Q: What would be an indicator that people are starting to do that again, where they are taking that much risk? Is there something that you’d be looking for?

Staudt: The fundamentals in real estate are not rocket science. You factor in your costs, you factor in your projected revenue and the return you need. You figure out your risks from that. The problems were people saying, “Well, yeah, I’m gonna make no-doc loans and I’m gonna just assume it all works out well.” If you stick with the fundamentals, you’re going to be fine. And people weren’t doing that then.

Q: If you have a sector that struggles — retail, for example — does it create a new opportunity, a different development opportunity, or does that upset the balance of those fudamentals?

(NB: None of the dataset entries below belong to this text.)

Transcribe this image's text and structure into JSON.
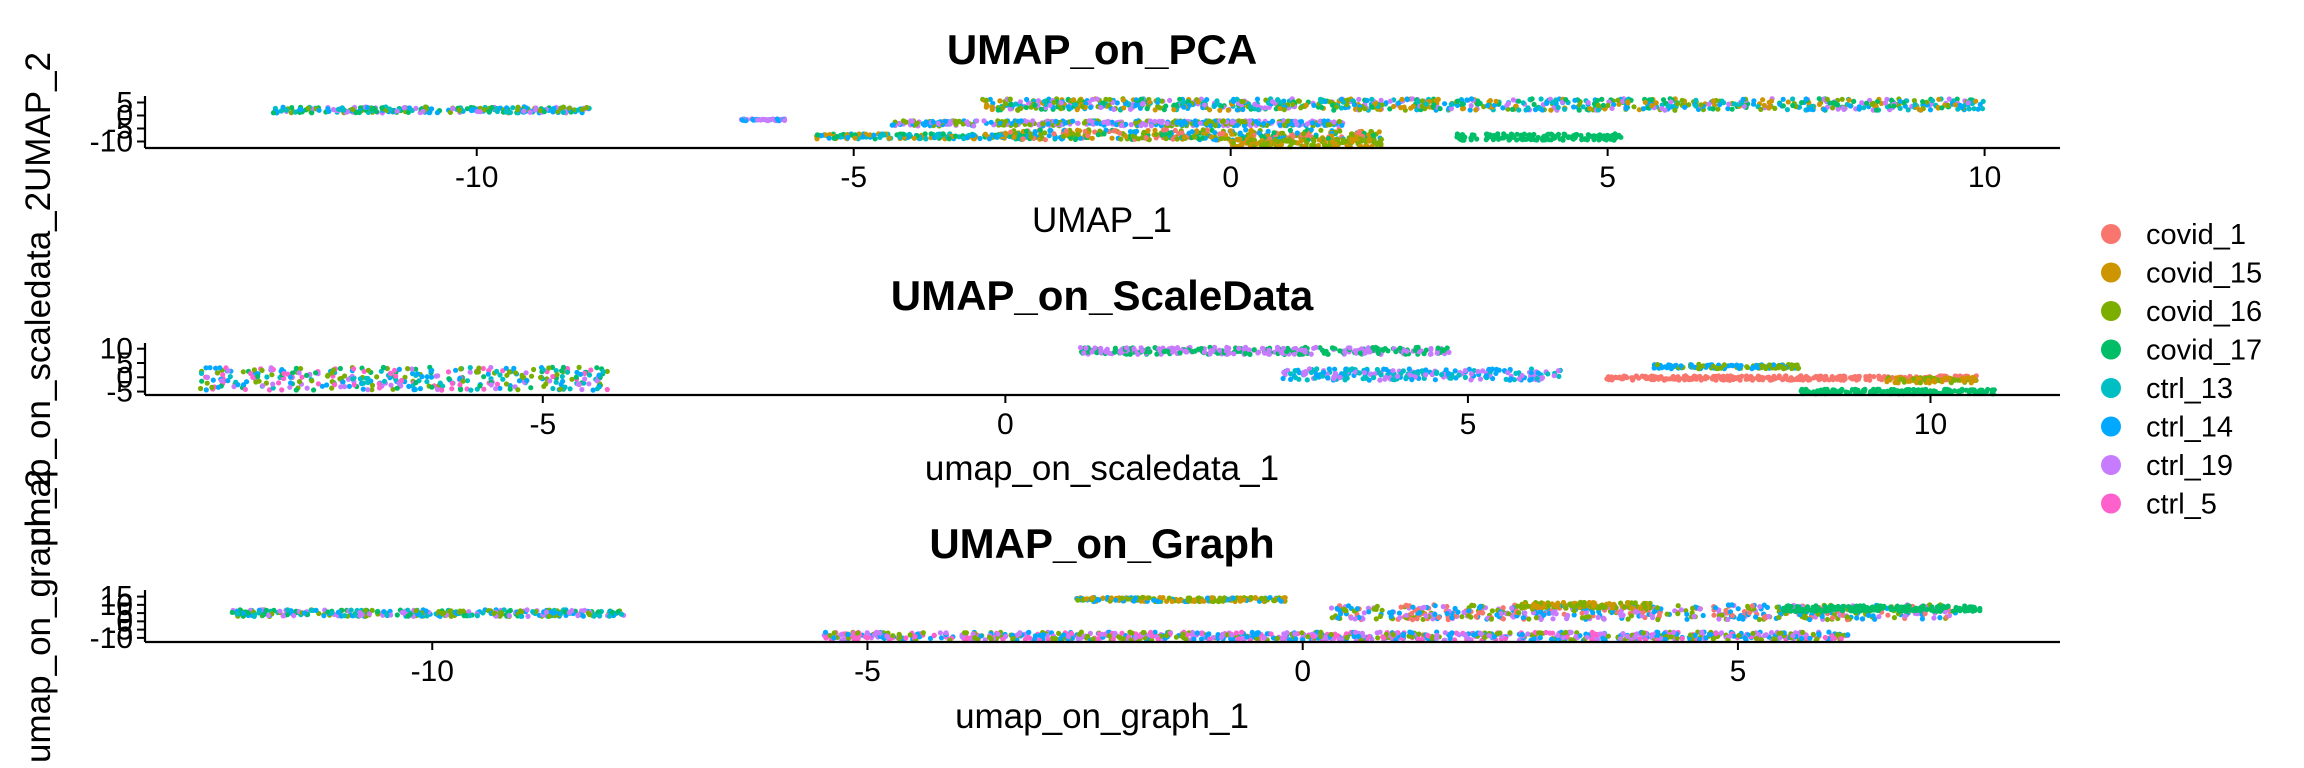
{
  "chart_data": [
    {
      "type": "scatter",
      "title": "UMAP_on_PCA",
      "xlabel": "UMAP_1",
      "ylabel": "UMAP_2",
      "xlim": [
        -14.4,
        11.0
      ],
      "ylim": [
        -12.5,
        7.5
      ],
      "x_ticks": [
        -10,
        -5,
        0,
        5,
        10
      ],
      "y_ticks": [
        -10,
        -5,
        0,
        5
      ],
      "clusters": [
        {
          "x": [
            -12.7,
            -8.5
          ],
          "y": [
            1.0,
            3.3
          ],
          "series": [
            "covid_17",
            "ctrl_13",
            "ctrl_14",
            "ctrl_19",
            "covid_16"
          ]
        },
        {
          "x": [
            -6.5,
            -5.9
          ],
          "y": [
            -2.0,
            -1.3
          ],
          "series": [
            "ctrl_14",
            "ctrl_19"
          ]
        },
        {
          "x": [
            -5.5,
            -2.5
          ],
          "y": [
            -9.0,
            -7.0
          ],
          "series": [
            "covid_15",
            "covid_17",
            "ctrl_13",
            "ctrl_14"
          ]
        },
        {
          "x": [
            -4.5,
            1.5
          ],
          "y": [
            -4.0,
            -2.0
          ],
          "series": [
            "ctrl_19",
            "ctrl_14",
            "covid_16"
          ]
        },
        {
          "x": [
            -3.0,
            2.0
          ],
          "y": [
            -9.5,
            -5.5
          ],
          "series": [
            "covid_1",
            "ctrl_14",
            "covid_17",
            "covid_15",
            "covid_16"
          ]
        },
        {
          "x": [
            0.0,
            2.0
          ],
          "y": [
            -12.0,
            -9.0
          ],
          "series": [
            "covid_15",
            "covid_16"
          ]
        },
        {
          "x": [
            3.0,
            5.2
          ],
          "y": [
            -9.5,
            -7.0
          ],
          "series": [
            "covid_17"
          ]
        },
        {
          "x": [
            -3.3,
            10.0
          ],
          "y": [
            2.0,
            6.5
          ],
          "series": [
            "ctrl_19",
            "ctrl_14",
            "covid_15",
            "covid_16",
            "covid_17",
            "ctrl_13"
          ]
        }
      ]
    },
    {
      "type": "scatter",
      "title": "UMAP_on_ScaleData",
      "xlabel": "umap_on_scaledata_1",
      "ylabel": "umap_on_scaledata_2",
      "xlim": [
        -9.3,
        11.4
      ],
      "ylim": [
        -6.2,
        12.0
      ],
      "x_ticks": [
        -5,
        0,
        5,
        10
      ],
      "y_ticks": [
        -5,
        0,
        5,
        10
      ],
      "clusters": [
        {
          "x": [
            -8.7,
            -4.3
          ],
          "y": [
            -4.5,
            3.5
          ],
          "series": [
            "ctrl_19",
            "ctrl_14",
            "ctrl_13",
            "covid_17",
            "covid_16",
            "ctrl_5"
          ]
        },
        {
          "x": [
            0.8,
            4.8
          ],
          "y": [
            8.0,
            10.5
          ],
          "series": [
            "covid_17",
            "ctrl_19"
          ]
        },
        {
          "x": [
            3.0,
            6.0
          ],
          "y": [
            -1.0,
            3.0
          ],
          "series": [
            "ctrl_19",
            "ctrl_14",
            "ctrl_13"
          ]
        },
        {
          "x": [
            6.5,
            10.5
          ],
          "y": [
            -1.0,
            0.5
          ],
          "series": [
            "covid_1"
          ]
        },
        {
          "x": [
            7.0,
            8.6
          ],
          "y": [
            3.0,
            4.5
          ],
          "series": [
            "covid_16",
            "ctrl_14"
          ]
        },
        {
          "x": [
            9.5,
            10.5
          ],
          "y": [
            -2.0,
            0.0
          ],
          "series": [
            "covid_15",
            "covid_16"
          ]
        },
        {
          "x": [
            8.6,
            10.7
          ],
          "y": [
            -5.8,
            -4.2
          ],
          "series": [
            "covid_17"
          ]
        }
      ]
    },
    {
      "type": "scatter",
      "title": "UMAP_on_Graph",
      "xlabel": "umap_on_graph_1",
      "ylabel": "umap_on_graph_2",
      "xlim": [
        -13.3,
        8.7
      ],
      "ylim": [
        -12.5,
        19.0
      ],
      "x_ticks": [
        -10,
        -5,
        0,
        5
      ],
      "y_ticks": [
        -10,
        -5,
        0,
        5,
        10,
        15
      ],
      "clusters": [
        {
          "x": [
            -12.3,
            -7.8
          ],
          "y": [
            3.0,
            7.0
          ],
          "series": [
            "covid_17",
            "ctrl_13",
            "ctrl_14",
            "ctrl_19",
            "covid_16"
          ]
        },
        {
          "x": [
            -2.6,
            -0.2
          ],
          "y": [
            12.0,
            14.5
          ],
          "series": [
            "covid_16",
            "ctrl_14",
            "covid_15"
          ]
        },
        {
          "x": [
            0.3,
            7.5
          ],
          "y": [
            1.0,
            10.0
          ],
          "series": [
            "ctrl_19",
            "ctrl_14",
            "covid_1",
            "covid_16"
          ]
        },
        {
          "x": [
            2.5,
            4.0
          ],
          "y": [
            8.0,
            11.5
          ],
          "series": [
            "covid_16",
            "covid_15"
          ]
        },
        {
          "x": [
            5.5,
            7.8
          ],
          "y": [
            6.0,
            9.5
          ],
          "series": [
            "covid_17"
          ]
        },
        {
          "x": [
            -5.5,
            6.3
          ],
          "y": [
            -11.5,
            -6.5
          ],
          "series": [
            "ctrl_19",
            "ctrl_14",
            "ctrl_5",
            "covid_16"
          ]
        }
      ]
    }
  ],
  "legend": [
    {
      "name": "covid_1",
      "color": "#F8766D"
    },
    {
      "name": "covid_15",
      "color": "#CD9600"
    },
    {
      "name": "covid_16",
      "color": "#7CAE00"
    },
    {
      "name": "covid_17",
      "color": "#00BE67"
    },
    {
      "name": "ctrl_13",
      "color": "#00BFC4"
    },
    {
      "name": "ctrl_14",
      "color": "#00A9FF"
    },
    {
      "name": "ctrl_19",
      "color": "#C77CFF"
    },
    {
      "name": "ctrl_5",
      "color": "#FF61CC"
    }
  ]
}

Reynolds: That's how I see it. If you were to ask me where do I think the next opportunities lie, surely we've milked the multifamily market as far as we can. But the failing strip center is an area, and the big-box retailer is just ripe, to me, for rethinking in an innovative way. Des Moines, if it has a weakness, in my perspective, one of them is we're really limited with our entertainment and shopping choices. We've got the East Village, a little bit of something there at Valley Junction. A little bit of something in Beaverdale, and then the big mall experience. And lots of retail spaces that are pretty marginal and need to be reinvented. So how do we reinvent those retail spaces ­ they're big, simple building forms. How do we reinvent them, and in a multitude of uses?